Tableau des bases minimales de CFE 2026
Pour vous donner une idée, voici le barème des bases minimum de la CFE applicable en 2026. Le montant exact que vous paierez sera la base choisie par votre commune (dans la fourchette) multipliée par son taux d’imposition.
| Chiffre d’affaires (hors taxes) réalisé en N-2 | Base minimum de CFE due en 2026 (selon la commune) |
|---|---|
| Inférieur ou égal à 10 000 € | Entre 250 € et 597 € |
| Entre 10 001 € et 32 600 € | Entre 250 € et 1 194 € |
| Entre 32 601 € et 100 000 € | Entre 250 € et 2 509 € |
| Entre 100 001 € et 250 000 € | Entre 250 € et 4 183 € |
| Entre 250 001 € et 500 000 € | Entre 250 € et 5 974 € |
| À partir de 500 001 € | Entre 250 € et 7 769 € |
Déclaration et paiement de la CFE : le guide pratique
Maintenant que vous savez si vous devez payer et comment le montant est calculé, voyons les aspects pratiques : comment déclarer et payer votre CFE.
La déclaration initiale : le formulaire 1447-C-SD
C’est la seule déclaration papier que vous aurez à faire pour la CFE. La première année de votre activité, vous devez obligatoirement remplir le formulaire n°1447-C-SD (Cerfa 14187*16).
Ce document permet à l’administration de connaître votre situation et de calculer votre future CFE. Vous devez le déposer à votre Service des Impôts des Entreprises (SIE) avant le 31 décembre de l’année de création. Ne l’oubliez pas, c’est ce qui déclenche votre exonération pour la première année.
Quand et comment payer sa CFE ?
Fini le courrier postal. Votre avis d’imposition de CFE est uniquement disponible en ligne. Vous devez vous connecter à votre espace professionnel sur le site impots.gouv.fr pour le consulter, généralement à partir de mi-novembre.
La date limite de paiement est la même pour toutes les entreprises : le 15 décembre. Si le 15 tombe un week-end ou un jour férié, la date est reportée au jour ouvrable suivant. Le paiement est obligatoirement dématérialisé. Vous avez plusieurs options :
- Le paiement en ligne : directement depuis votre espace fiscal en cliquant sur le bouton « Payer ».
- Le prélèvement mensuel : vous êtes prélevé de 10 acomptes de janvier à octobre. L’option est à activer avant le 30 juin.
- Le prélèvement à l’échéance : vous êtes prélevé automatiquement du montant total à la date limite. L’option est à activer avant le 30 novembre.
Le cas particulier de la CFE supérieure à 3 000 €
Si votre CFE de l’année précédente était supérieure à 3 000 €, la procédure est un peu différente. Vous devrez payer en deux temps.

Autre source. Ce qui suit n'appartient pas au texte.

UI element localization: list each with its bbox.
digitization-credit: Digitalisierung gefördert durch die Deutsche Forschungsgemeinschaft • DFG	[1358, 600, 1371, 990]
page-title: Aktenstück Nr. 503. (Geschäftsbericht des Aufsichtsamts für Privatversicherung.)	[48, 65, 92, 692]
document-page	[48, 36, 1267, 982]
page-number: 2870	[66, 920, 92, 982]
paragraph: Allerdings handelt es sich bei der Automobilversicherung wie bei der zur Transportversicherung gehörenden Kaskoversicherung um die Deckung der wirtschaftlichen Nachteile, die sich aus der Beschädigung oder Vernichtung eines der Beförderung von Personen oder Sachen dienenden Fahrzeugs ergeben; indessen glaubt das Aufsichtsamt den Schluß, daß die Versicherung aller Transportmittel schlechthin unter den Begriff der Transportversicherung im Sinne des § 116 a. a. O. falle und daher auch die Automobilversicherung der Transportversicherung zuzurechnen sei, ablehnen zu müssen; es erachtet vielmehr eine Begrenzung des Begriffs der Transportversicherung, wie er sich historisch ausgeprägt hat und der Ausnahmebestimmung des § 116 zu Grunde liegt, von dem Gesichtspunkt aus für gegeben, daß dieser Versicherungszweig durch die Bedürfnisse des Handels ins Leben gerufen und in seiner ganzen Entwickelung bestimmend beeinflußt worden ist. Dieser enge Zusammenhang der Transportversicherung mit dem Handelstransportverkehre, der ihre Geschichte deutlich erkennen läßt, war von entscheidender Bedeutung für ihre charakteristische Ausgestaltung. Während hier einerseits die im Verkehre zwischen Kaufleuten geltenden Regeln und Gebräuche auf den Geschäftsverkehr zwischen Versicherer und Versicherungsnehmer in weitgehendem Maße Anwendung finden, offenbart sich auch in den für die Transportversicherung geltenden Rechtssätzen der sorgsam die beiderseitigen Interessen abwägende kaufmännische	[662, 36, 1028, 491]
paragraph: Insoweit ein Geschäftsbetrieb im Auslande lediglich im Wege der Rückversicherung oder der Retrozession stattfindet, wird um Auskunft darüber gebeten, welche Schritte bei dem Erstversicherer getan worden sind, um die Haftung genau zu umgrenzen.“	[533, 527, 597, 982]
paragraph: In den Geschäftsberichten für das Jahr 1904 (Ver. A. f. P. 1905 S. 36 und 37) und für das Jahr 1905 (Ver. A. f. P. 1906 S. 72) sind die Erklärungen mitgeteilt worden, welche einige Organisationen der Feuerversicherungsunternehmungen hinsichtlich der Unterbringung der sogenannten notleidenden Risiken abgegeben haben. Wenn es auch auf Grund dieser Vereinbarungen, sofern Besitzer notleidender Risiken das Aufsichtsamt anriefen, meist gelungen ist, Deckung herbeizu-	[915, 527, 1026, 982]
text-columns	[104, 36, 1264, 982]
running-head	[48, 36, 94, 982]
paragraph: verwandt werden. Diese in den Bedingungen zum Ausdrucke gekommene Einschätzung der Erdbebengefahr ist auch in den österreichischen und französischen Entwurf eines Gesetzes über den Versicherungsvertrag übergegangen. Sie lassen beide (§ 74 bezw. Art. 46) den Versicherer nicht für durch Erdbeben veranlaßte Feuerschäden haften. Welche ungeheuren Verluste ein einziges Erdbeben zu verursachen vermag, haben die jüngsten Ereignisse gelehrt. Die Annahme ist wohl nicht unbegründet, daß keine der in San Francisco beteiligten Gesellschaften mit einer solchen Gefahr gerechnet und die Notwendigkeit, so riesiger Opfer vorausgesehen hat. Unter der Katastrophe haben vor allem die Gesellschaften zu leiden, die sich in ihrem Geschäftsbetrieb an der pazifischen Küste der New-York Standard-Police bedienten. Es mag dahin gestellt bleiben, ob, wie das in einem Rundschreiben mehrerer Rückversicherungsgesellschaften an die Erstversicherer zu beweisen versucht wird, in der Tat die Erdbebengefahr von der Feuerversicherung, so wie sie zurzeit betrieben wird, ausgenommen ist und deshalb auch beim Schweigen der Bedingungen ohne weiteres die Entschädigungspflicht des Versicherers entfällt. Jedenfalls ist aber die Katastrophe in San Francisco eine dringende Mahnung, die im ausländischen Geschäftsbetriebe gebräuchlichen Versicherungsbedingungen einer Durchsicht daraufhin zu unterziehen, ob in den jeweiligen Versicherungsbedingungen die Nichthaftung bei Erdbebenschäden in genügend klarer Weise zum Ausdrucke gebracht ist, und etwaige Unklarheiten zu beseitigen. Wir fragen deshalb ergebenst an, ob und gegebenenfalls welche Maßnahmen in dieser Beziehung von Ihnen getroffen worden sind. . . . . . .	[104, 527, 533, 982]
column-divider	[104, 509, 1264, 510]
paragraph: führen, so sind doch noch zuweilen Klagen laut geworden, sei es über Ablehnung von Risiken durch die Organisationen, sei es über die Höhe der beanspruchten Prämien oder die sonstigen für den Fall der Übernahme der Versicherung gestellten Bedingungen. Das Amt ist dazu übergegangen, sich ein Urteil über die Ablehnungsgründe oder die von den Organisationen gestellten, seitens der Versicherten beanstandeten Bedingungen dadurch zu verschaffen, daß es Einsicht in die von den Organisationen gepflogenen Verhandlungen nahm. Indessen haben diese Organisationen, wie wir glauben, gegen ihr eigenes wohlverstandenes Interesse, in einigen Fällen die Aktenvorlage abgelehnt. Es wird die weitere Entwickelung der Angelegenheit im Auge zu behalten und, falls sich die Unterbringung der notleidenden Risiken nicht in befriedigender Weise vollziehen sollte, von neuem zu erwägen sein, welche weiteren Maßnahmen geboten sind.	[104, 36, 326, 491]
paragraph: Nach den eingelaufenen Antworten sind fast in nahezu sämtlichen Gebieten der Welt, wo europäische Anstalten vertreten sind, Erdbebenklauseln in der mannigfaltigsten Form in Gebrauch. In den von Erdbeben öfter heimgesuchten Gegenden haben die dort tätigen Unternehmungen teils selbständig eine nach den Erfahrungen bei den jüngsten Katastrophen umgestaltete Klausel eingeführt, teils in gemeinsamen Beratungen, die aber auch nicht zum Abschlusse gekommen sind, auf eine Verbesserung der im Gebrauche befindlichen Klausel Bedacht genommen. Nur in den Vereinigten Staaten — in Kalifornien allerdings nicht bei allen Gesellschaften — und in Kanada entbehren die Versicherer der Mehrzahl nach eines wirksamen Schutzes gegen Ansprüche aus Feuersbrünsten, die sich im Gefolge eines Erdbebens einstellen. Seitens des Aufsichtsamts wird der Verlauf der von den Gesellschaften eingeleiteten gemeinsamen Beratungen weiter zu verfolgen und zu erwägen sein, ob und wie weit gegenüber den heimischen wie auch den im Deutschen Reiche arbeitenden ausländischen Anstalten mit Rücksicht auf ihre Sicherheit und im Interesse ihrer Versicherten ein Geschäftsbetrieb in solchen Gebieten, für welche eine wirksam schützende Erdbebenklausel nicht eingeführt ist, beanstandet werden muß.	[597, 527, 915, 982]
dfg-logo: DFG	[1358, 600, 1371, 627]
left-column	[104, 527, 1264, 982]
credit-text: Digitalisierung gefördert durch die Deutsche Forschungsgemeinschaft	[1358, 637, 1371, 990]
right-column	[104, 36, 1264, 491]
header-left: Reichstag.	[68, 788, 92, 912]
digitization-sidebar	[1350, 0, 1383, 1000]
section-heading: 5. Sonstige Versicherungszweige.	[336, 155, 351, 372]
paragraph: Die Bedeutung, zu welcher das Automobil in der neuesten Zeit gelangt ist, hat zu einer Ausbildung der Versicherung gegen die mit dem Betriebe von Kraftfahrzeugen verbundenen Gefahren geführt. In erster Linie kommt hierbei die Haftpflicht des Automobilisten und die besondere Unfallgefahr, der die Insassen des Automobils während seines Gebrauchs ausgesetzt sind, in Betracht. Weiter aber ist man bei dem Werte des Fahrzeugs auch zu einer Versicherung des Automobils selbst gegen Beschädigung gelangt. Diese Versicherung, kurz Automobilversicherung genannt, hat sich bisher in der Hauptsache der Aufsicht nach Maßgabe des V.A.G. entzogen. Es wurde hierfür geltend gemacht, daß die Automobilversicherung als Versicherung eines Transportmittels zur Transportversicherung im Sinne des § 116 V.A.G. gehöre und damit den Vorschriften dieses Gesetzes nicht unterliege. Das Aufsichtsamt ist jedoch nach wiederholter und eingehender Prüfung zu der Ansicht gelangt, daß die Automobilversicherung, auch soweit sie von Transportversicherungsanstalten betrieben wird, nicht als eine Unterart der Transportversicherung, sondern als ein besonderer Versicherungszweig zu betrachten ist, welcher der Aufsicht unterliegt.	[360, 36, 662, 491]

Un acompte de 50 % du montant de la CFE de l’année N-1 doit être versé avant le 16 juin. Le solde est ensuite à régler pour le 15 décembre, après réception de votre avis d’imposition définitif.
Attention aux taxes additionnelles
Le montant final sur votre avis de CFE est souvent un peu plus élevé que la CFE seule. Il inclut une taxe additionnelle à la CFE (1,12 % de la base) et des frais de gestion pour l’État (1 % du total).

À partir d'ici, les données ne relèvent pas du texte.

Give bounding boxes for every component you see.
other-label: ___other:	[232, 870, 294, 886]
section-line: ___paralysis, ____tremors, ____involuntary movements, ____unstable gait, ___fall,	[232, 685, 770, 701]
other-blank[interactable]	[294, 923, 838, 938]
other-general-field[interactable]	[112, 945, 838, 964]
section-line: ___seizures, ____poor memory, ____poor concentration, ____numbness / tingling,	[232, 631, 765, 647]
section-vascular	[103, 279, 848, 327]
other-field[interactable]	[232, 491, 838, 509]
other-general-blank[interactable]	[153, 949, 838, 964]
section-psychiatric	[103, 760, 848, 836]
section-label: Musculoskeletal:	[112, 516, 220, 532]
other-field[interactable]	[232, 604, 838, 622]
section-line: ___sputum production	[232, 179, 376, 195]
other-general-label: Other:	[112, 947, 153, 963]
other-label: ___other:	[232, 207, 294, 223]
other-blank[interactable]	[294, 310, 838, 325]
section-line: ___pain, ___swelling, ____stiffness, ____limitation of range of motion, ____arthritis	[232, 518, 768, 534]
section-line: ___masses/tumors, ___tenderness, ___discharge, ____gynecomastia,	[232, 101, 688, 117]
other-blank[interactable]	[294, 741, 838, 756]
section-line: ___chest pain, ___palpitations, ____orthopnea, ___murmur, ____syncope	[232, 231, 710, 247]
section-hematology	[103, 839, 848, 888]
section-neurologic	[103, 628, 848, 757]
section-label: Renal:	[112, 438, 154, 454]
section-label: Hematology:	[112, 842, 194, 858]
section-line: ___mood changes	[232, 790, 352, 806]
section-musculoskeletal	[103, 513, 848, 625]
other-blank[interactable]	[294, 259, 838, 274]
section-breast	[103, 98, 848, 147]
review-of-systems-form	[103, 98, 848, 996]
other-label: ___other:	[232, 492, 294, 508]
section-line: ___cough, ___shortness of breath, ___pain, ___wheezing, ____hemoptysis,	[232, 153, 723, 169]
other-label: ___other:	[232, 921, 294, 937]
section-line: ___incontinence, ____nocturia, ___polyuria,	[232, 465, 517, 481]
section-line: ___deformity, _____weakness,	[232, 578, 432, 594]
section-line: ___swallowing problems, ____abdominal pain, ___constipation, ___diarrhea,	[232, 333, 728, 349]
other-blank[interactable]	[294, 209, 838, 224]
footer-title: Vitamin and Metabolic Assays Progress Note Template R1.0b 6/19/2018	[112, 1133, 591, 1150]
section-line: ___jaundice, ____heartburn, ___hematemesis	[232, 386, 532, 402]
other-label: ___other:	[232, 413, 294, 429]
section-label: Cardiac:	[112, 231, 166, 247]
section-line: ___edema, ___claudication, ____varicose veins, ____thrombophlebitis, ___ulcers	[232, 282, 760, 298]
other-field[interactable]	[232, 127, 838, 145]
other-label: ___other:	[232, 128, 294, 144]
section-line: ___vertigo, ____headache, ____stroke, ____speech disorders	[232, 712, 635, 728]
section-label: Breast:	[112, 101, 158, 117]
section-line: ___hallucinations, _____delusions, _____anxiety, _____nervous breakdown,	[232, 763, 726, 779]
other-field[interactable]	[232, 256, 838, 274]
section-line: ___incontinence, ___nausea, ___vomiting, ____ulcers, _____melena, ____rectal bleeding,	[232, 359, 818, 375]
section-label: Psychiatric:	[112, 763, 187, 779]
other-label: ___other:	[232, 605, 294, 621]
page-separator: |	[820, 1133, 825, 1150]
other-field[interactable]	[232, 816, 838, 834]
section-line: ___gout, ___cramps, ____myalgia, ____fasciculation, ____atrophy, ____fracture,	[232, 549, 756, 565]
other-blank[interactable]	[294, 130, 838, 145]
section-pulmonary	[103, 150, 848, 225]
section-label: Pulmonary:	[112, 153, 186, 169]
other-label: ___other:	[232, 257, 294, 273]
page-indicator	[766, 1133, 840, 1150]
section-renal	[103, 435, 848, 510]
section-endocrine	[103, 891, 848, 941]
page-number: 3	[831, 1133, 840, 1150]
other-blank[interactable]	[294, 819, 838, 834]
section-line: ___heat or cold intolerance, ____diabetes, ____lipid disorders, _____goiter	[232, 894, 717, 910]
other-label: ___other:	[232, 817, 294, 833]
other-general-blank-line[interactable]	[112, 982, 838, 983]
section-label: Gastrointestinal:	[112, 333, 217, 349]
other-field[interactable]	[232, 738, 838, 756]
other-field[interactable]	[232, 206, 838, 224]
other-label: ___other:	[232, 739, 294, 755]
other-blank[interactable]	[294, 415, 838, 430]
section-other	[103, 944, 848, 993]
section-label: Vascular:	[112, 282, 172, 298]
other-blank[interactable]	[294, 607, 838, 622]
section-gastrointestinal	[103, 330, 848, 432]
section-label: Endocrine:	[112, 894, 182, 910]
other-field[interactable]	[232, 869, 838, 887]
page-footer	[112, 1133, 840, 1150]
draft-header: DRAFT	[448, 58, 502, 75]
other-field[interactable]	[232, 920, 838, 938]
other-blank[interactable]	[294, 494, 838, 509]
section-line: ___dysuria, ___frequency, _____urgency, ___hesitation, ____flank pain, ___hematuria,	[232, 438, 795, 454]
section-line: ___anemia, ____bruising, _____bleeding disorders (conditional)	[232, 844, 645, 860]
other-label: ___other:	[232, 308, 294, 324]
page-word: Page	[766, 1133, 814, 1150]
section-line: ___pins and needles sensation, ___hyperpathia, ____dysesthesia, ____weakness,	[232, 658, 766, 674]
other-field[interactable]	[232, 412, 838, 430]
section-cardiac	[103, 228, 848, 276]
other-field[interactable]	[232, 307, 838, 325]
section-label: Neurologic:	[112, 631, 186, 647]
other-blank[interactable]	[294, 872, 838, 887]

Ne pas confondre avec la taxe CCI / CMA : Beaucoup de micro-entrepreneurs pensent payer la taxe pour frais de Chambre de Commerce et d’Industrie (CCI) ou de Chambre de Métiers et de l’Artisanat (CMA) avec la CFE. Ce n’est plus le cas. Cette taxe est maintenant collectée par l’URSSAF en même temps que vos cotisations sociales sur le site auto-entrepreneurs.urssaf.fr.
Pour résumer, en tant que micro-entrepreneur, vous êtes bien concerné par la Cotisation Foncière des Entreprises. Mais avant de penser au paiement, vérifiez bien si vous n’êtes pas dans un des nombreux cas d’exonération. L’exonération pour un chiffre d’affaires inférieur à 5 000 € et celle de la première année d’activité sont les plus courantes et peuvent vous faire économiser une somme non négligeable.
Le plus important est de retenir deux actions clés : remplir la déclaration 1447-C-SD dès votre première année, et surveiller votre espace professionnel en ligne vers la fin de l’année pour ne pas rater l’échéance du 15 décembre. C’est la seule façon de gérer cet impôt local sereinement.